Information Security Analyst
Sympli is a collaboration between InfoTrack (Australia’s leading provider of e-Settlement technology and services) and the Australian Securities Exchange (ASX). Sympli will offer lawyers, conveyancers and financial institutions a streamlined and comprehensive technology solution that will seamlessly integrate with existing practices and systems.
The Information Security Analyst will be assisting the Information Security Manager in the maintenance and continual improvement of the Information Security Management System for Sympli; and other Sympli Information Security related responsibilities. This position will be responsible for protecting Sympli intellectual property, regulated data and reputation.
The role & Responsibilities
This position will report to the Information Security Manager.
Some key responsibilities will include:
- Assist in the management and operation of the ISMS framework and the development and maintenance of information security policies, standards, and procedures.
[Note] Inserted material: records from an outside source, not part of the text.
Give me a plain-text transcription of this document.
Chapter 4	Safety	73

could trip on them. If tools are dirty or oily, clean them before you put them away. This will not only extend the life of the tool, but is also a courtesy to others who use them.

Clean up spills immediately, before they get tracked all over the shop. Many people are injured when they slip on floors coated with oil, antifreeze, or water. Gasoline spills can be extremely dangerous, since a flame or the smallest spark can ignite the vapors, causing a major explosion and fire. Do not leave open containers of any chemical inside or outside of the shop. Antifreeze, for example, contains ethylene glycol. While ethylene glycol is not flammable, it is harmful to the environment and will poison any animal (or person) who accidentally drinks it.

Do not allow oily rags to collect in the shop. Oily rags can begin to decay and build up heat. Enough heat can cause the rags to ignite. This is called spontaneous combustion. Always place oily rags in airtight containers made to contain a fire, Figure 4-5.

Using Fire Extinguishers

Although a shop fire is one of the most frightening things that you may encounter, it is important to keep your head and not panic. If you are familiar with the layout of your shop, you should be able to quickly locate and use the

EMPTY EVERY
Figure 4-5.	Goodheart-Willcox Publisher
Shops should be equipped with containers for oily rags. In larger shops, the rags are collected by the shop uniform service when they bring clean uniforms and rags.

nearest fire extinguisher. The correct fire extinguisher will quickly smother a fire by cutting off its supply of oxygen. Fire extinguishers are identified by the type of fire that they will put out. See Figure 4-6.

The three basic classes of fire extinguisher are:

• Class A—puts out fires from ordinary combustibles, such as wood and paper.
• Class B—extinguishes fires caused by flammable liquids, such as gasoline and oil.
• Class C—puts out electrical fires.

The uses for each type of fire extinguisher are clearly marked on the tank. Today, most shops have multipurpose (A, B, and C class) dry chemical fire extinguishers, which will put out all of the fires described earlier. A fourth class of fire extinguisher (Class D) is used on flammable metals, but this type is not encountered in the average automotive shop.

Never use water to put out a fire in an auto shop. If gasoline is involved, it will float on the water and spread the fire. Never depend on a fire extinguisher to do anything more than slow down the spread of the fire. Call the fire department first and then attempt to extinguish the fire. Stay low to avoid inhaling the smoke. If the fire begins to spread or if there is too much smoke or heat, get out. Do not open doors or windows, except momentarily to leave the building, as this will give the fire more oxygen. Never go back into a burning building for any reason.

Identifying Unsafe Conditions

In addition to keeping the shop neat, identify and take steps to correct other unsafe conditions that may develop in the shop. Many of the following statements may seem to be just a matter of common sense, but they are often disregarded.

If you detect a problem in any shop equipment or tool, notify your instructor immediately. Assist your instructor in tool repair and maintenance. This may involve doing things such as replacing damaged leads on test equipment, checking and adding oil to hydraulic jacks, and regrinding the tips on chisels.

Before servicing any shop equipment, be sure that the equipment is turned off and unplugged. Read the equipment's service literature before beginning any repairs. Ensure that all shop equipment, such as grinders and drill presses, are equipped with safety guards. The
- Ensure that all personnel are fully informed of their obligations and responsibilities with respect to information security policies, standards and procedures.
- Assist in delivering IT security education, training and awareness for all Sympli personnel.
- Participate in the development and maintenance of current and future state security architectures.
- Participate in IT system and application design and implementation reviews to ensure that our product/platform will comply with Sympli policies and best practices.
- Identify security requirements for new applications and services.
- Assist in the monitoring of the external threat environment for emerging threats and advise relevant stakeholders on the appropriate courses of action.
- Assist in the preparation of reporting to Executive Group, Audit, and Risk committees (risk of ISMS internal audits, management reviews and information security incidents and events).
- Conduct security and risk assessments of information systems and services.
- Monitor Security Information Event Management (SIEM) alerts and other related security technologies and investigates security events.
Knowledge and Experience
- Minimum of 3 years’ experience in IT roles with at least 1 year specialising in information security and security-related technology strategies. (Preference for experience within regulated environments/financial services).
- IT security accreditation (e.g. CISSP).
- Proven experience in developing and executing information security policies and procedures.
- Good technical and architectural understanding of IT Security principles associated with networks, internet, email, operating systems, firewalls, VPN’s, databases, virus management, cryptography, IDS/IPS, and access management.
- Solid consultative skills, with the ability to communicate complex concepts to technical and non-technical audiences.
- BS/BA degree in Business Administration, Information Technology / Information Security, Security Studies, or equivalent field experience.
- Working knowledge of common information security management frameworks, such as ISO/IEC 27001.
- Working knowledge of the technology and services employed in AWS Cloud environments.
- Results orientation with proven ability to mobilize and energize large, complex cross-functional teams to implement creative out of the box solutions.
- Proven ability to work and communicate effectively with teams from different fields of expertise.
- Working knowledge of the information security industry’s best practices on Cloud based environments.